Welcome to WebmasterWorld Guest from 35.172.195.49

Forum Moderators: open

Hotlink protection for SVG using Cloudflare

     
5:54 pm on Jul 26, 2019 (gmt 0)

Senior Member

WebmasterWorld Senior Member Top Contributors Of The Month

joined:Apr 1, 2016
posts:2740
votes: 840


As I'm sure many are aware Cloudflare offers a very simple to implement Hotlink protection as part of its Scrape-Shield features. The feature is included in the free account. But it only protects the most common image file formats.
Supported file extensions: gif, ico, jpg, jpeg, and png.


My site uses SVG extensively to create graphics, as such this feature is completely useless.

Another alternative for hotlink protection is to use workers (serverless JS web-worker located at the cloudflare nodes) to intercept requests as they come in and block the unwanted ones.
Here is the recipe proposed by cloudflare.
[developers.cloudflare.com...]

This basic recipe will block anything that has a hostname other that your own domain. This can be refined to exclude certain referrers and so on. But deploying such a solution requires a certain level of knowledge of Javascript. The big advantage of this solution over using the .htaccess file to block hotlinking is that it will block the requests before they get to your server. The other disadvantage is that there may be a cost depending on the number of requests.

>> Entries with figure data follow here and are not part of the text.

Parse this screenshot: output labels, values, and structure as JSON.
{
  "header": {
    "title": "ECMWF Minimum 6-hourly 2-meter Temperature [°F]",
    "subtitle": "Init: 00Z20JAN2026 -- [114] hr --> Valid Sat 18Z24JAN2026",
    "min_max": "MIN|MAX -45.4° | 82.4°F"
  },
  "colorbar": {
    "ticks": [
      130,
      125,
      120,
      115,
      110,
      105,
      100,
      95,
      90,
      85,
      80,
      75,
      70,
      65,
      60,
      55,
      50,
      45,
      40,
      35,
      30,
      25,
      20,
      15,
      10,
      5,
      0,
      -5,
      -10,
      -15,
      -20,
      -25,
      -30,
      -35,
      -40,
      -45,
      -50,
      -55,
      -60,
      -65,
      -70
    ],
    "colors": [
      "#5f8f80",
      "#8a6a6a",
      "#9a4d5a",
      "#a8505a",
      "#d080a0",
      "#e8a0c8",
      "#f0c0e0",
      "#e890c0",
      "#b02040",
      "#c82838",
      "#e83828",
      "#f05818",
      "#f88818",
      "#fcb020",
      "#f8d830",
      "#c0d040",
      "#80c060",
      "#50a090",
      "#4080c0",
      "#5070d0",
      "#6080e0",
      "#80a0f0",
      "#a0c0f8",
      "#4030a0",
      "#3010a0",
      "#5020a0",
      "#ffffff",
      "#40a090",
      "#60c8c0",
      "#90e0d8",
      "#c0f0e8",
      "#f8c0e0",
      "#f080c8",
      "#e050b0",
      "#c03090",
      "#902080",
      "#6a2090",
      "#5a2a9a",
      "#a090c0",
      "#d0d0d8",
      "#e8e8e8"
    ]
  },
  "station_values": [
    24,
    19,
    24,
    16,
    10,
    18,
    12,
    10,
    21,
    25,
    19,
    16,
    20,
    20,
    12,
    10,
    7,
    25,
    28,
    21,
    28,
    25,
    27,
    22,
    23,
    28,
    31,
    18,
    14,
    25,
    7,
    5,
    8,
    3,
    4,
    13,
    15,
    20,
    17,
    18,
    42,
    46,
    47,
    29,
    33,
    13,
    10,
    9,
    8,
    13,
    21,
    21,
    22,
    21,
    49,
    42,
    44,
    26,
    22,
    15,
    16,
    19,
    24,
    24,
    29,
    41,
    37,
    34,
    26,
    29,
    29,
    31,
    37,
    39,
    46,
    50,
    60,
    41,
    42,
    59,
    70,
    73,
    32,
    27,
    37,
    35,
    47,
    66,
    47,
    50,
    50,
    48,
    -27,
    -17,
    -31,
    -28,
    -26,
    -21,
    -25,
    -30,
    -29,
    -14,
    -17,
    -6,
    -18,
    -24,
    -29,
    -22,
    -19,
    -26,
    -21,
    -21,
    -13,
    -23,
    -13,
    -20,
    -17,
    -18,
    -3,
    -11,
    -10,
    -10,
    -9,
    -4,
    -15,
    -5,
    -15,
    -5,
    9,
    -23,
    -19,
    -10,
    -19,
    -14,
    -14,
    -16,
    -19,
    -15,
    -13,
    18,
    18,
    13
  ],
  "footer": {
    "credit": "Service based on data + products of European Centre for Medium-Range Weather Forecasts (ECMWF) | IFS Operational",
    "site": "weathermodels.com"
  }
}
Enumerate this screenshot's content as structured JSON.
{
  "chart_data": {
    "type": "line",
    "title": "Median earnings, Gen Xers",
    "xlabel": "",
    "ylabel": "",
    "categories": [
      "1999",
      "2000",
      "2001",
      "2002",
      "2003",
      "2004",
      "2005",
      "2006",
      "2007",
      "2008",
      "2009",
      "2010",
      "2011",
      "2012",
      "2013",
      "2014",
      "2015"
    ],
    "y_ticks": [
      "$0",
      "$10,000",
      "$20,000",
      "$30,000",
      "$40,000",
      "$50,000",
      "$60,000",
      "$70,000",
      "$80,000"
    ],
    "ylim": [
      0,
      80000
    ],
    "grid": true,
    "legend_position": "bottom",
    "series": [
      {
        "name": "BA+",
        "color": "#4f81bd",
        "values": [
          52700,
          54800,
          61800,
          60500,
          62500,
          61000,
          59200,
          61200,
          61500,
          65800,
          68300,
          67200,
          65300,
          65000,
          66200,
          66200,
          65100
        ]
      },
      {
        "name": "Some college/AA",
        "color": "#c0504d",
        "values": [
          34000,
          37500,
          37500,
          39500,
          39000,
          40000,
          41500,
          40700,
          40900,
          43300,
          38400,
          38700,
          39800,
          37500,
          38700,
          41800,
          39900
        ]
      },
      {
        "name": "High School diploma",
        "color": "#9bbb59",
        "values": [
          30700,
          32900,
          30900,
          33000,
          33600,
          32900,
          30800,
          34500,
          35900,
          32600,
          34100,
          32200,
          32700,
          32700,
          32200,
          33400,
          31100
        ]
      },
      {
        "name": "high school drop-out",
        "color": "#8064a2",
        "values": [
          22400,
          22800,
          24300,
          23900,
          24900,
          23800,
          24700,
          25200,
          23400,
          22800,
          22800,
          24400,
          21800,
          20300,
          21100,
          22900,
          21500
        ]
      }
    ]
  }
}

The other solution I found is to use Firewall rules. I assume that this is essentially the same or similar to standard hotlink protection but it is customizable.

Here is the basic recipe I used:
http.request.method eq "GET" and http.request.full_uri contains ".svg"
and not (
http.referer contains "www.example.com"
or http.referer contains "example.com"
or cf.client.bot
)


It blocks all GET requests for any uri containing .svg except for those that have my domain as the referrer or a included on Cloudlfare's white list of bots.
CF White List: [developers.cloudflare.com...]

Now I realize that this method is not perfect, and is in fact quite restrictive and may prevent people from sharing image through social-media (as neither FB, or Twitter on the white list. oddly Pinterest is?) but I think this approach is better than doing nothing and if issues arise I can always loosen some of the restrictions as time goes on. The nice thing about this method is that it can easily be changed with very little effort.

I just implemented this today no both my websites, I'll be watching it carefully moving forward.

Any feedback would be welcome.
8:43 am on July 27, 2019 (gmt 0)

Senior Member

WebmasterWorld Senior Member Top Contributors Of The Month

joined:Nov 13, 2016
posts:1194
votes: 288


Thank you for sharing it.

or a included on Cloudlfare's white list of bots. CF White List: [developers.cloudflare.com...]

There is the Pinterest bot in the white list :)

If you don't mind getting your images indexed, an alternative worth considering is embedding images directly into the web pages. At first I thought it was a bad idea, because it would make the page HTML too big, but , like for everything, nothing is better than experimenting , and I found a good compromise by combining image/webp;base64 + brotli compression over HTTP2 connection.

Another good (temporary) reason to use webp can also be that lot of automatic hotlinkers and scrappers are only looking for gif/jpeg/png files.
1:46 pm on July 27, 2019 (gmt 0)

Senior Member

WebmasterWorld Senior Member Top Contributors Of The Month

joined:Apr 1, 2016
posts:2740
votes: 840


Embedding is a great option, I have used it before, but embedded images are not indexed in Google Image search (at least not SVG's).
9:09 am on July 29, 2019 (gmt 0)

Senior Member from US 

WebmasterWorld Senior Member tangor is a WebmasterWorld Top Contributor of All Time 10+ Year Member Top Contributors Of The Month

joined:Nov 29, 2005
posts:10586
votes: 1125


Not using cloudfare at the moment, but thanks for the info, NickMNS!

I suspect we will all be there ... eventually.
4:41 pm on Aug 9, 2019 (gmt 0)

Senior Member

WebmasterWorld Senior Member Top Contributors Of The Month

joined:Apr 1, 2016
posts:2740
votes: 840


Two weeks have gone by since implementing this. It seems to be working well here is breakdown:

- According to CF I'm blocking about 50 requests per day most of those tend to come from the same IP (that is with a 24 hour period blocked requests tend to all come from the same IP, but over the days the IP's and Geolocations are different).
- In GSC, the number of links from hotlinkers has dropped significantly. My total number of links has more than halved on my main site, on my smaller site all the links from the hotlinkers have been dropped from the report.
- I have tried to follow some of the links, and most are not displaying anything, but rather redirecting to spurious content sites. I'm not sure if this is the result of my blocking or simply part of their strategy, ie show some links for a while then redirect to spam.
- In terms of traffic, I have seen no change. Which suggest one of two things, either it is too soon to see an impact or two, Google has ignored all this cruft all along.